Tilden Bissell, Digital Designer
When someone says “Hermès,” what’s the first thing that pops into your head? Silk scarves. The scent of Terre d’Hermès. Bright orange.
What is your history with Hermès, if you have one? When did you first come to know of the brand? I can’t quite put a finger on it. A vintage carré at the consignment store near my home in Philadelphia, the lurid pink Birkin that Logan Huntzberger gave Rory Gilmore, Tinkerbell peeking out of Paris Hilton’s bag in the mid-aughts—I think there are two parts to Hermès: an aspirational luxury brand and a pop-culture touchstone.
What are your first impressions of the lipstick? I would qualify myself as a Lipstick Girl™, albeit one with an aversion to matte products, so I picked out two satin finish colors to try: Rouge Piment, a bright chili pepper hue and Rouge H, a vampy wine shade. The formula went on perfectly smooth and it even stood up to the two cups of matcha I inhaled that morning, a necessity for any potential lipstick trying to make it into my rotation.
The packaging was elegant and thoughtfully designed: Once finished, the lipstick cartridge can be swapped out for a fresh one, making the gilded and color-blocked tubes refillable. As a devotee of Kjaer Weis’s reusable cheek compacts, I appreciated that the whole thing won’t end up in a landfill—but it did make the lipstick itself prone to popping out.
After using it a few times, what do you think? Would you continue to use this lipstick in the future? Absolutely. Hermès’ lipsticks capture the feeling of their heritage silk scarves in a tube, and the color payoff was phenomenal.
Maxine Wally, Senior Digital Editor
When someone says “Hermès,” what’s the first thing that pops into your head? Betty Draper riding a horse.
What is your history with Hermès, if you have one? When did you first come to know of the brand? When my mom and dad were first dating in the ’80s, my dad, a jeweler before he retired, wanted to lavish upon my mother a supernice gift. He went to Hermès and bought two scarves for her: one was a brown, orange, and green colorway, large—when I was a kid, I thought it was about the size of a picnic blanket. Realistically it was a small flag. The other scarf was tiny, meant to be tied around the wrist or close to the neck, and it had a bright red border. Mom used to maintain that dad was dating the salesgirl at Hermès on the side, too, and that’s how he managed to finesse two scarves to give to her, but I could never tell whether she was joking or not. This is how I first came to know of Hermès.

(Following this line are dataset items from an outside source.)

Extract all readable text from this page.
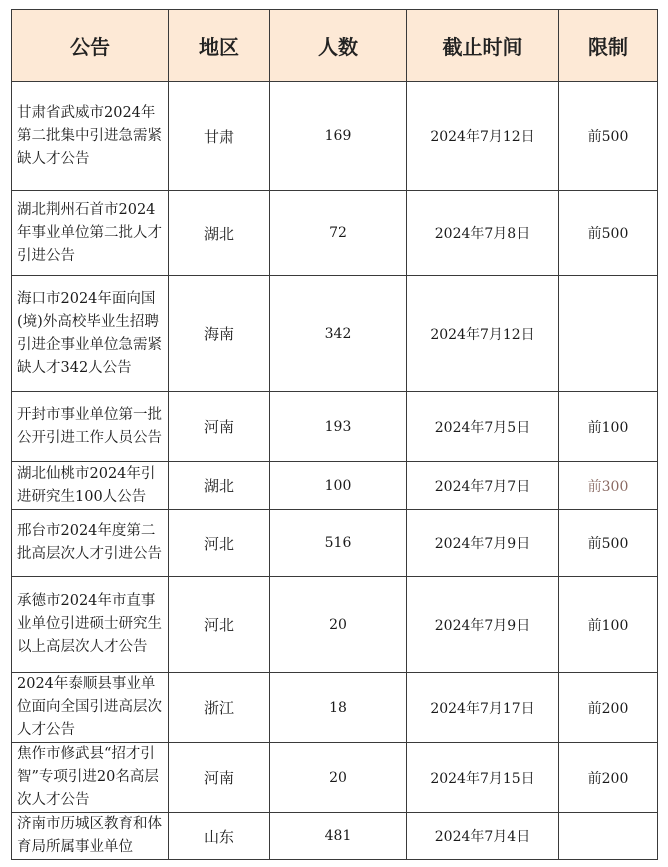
公告	地区	人数	截止时间	限制
甘肃省武威市2024年第二批集中引进急需紧缺人才公告	甘肃	169	2024年7月12日	前500
湖北荆州石首市2024年事业单位第二批人才引进公告	湖北	72	2024年7月8日	前500
海口市2024年面向国(境)外高校毕业生招聘引进企事业单位急需紧缺人才342人公告	海南	342	2024年7月12日	
开封市事业单位第一批公开引进工作人员公告	河南	193	2024年7月5日	前100
湖北仙桃市2024年引进研究生100人公告	湖北	100	2024年7月7日	前300
邢台市2024年度第二批高层次人才引进公告	河北	516	2024年7月9日	前500
承德市2024年市直事业单位引进硕士研究生以上高层次人才公告	河北	20	2024年7月9日	前100
2024年泰顺县事业单位面向全国引进高层次人才公告	浙江	18	2024年7月17日	前200
焦作市修武县“招才引智”专项引进20名高层次人才公告	河南	20	2024年7月15日	前200
济南市历城区教育和体育局所属事业单位	山东	481	2024年7月4日	
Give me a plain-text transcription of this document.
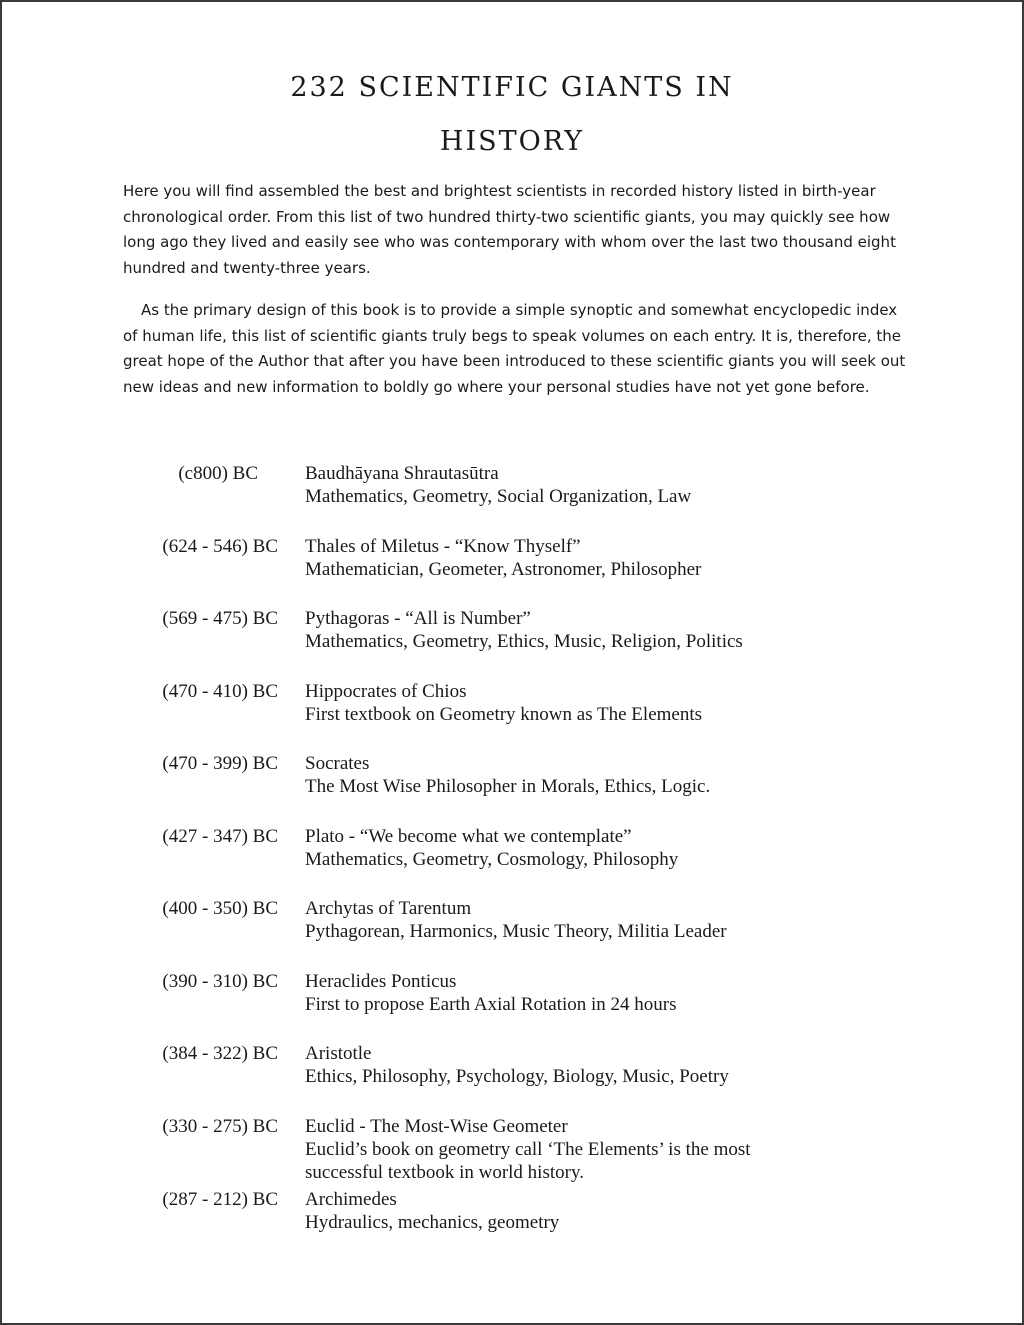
232 SCIENTIFIC GIANTS IN
HISTORY

Here you will find assembled the best and brightest scientists in recorded history listed in birth-year chronological order. From this list of two hundred thirty-two scientific giants, you may quickly see how long ago they lived and easily see who was contemporary with whom over the last two thousand eight hundred and twenty-three years.

As the primary design of this book is to provide a simple synoptic and somewhat encyclopedic index of human life, this list of scientific giants truly begs to speak volumes on each entry. It is, therefore, the great hope of the Author that after you have been introduced to these scientific giants you will seek out new ideas and new information to boldly go where your personal studies have not yet gone before.

(c800) BC Baudhāyana Shrautasūtra
Mathematics, Geometry, Social Organization, Law
(624 - 546) BC Thales of Miletus - “Know Thyself”
Mathematician, Geometer, Astronomer, Philosopher
(569 - 475) BC Pythagoras - “All is Number”
Mathematics, Geometry, Ethics, Music, Religion, Politics
(470 - 410) BC Hippocrates of Chios
First textbook on Geometry known as The Elements
(470 - 399) BC Socrates
The Most Wise Philosopher in Morals, Ethics, Logic.
(427 - 347) BC Plato - “We become what we contemplate”
Mathematics, Geometry, Cosmology, Philosophy
(400 - 350) BC Archytas of Tarentum
Pythagorean, Harmonics, Music Theory, Militia Leader
(390 - 310) BC Heraclides Ponticus
First to propose Earth Axial Rotation in 24 hours
(384 - 322) BC Aristotle
Ethics, Philosophy, Psychology, Biology, Music, Poetry
(330 - 275) BC Euclid - The Most-Wise Geometer
Euclid’s book on geometry call ‘The Elements’ is the most
successful textbook in world history.
(287 - 212) BC Archimedes
Hydraulics, mechanics, geometry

What are your first impressions of the lipstick? The tube has a nice heft to it, and a satisfying magnetic click when I close it. I hear it’s reusable, which is great in theory, but sometimes the lipstick itself falls out of its conduit. The lipstick is stamped with “Hermès” in all caps—very official. I love the selection of mattes, a category which I’ve long ogled but have never tested, and now, I can’t wait to try it.
After using it a few times, what do you think? Would you continue to use this lipstick in the future? I picked Rose Mexique, a vibrant pink, and Rose Indien (what’s up with these names?), a matte magenta. Rose Mexique was far too bright for my coloring, and transported me to the ’80s, the era when my father gifted my mom those scarves. This is no fault of Hermès, it’s just not my color. Rose Indien, which is darker and more rich, goes on incredibly smoothly—I thought, since it was a matte, it would be dryer, but it’s not. My one gripe is the smell—the lipsticks give off a scent of salinity. Still, there’s definitely room in my tiny stable of lipsticks for the matte color, and I will use it on the rare occasion when I leave my house.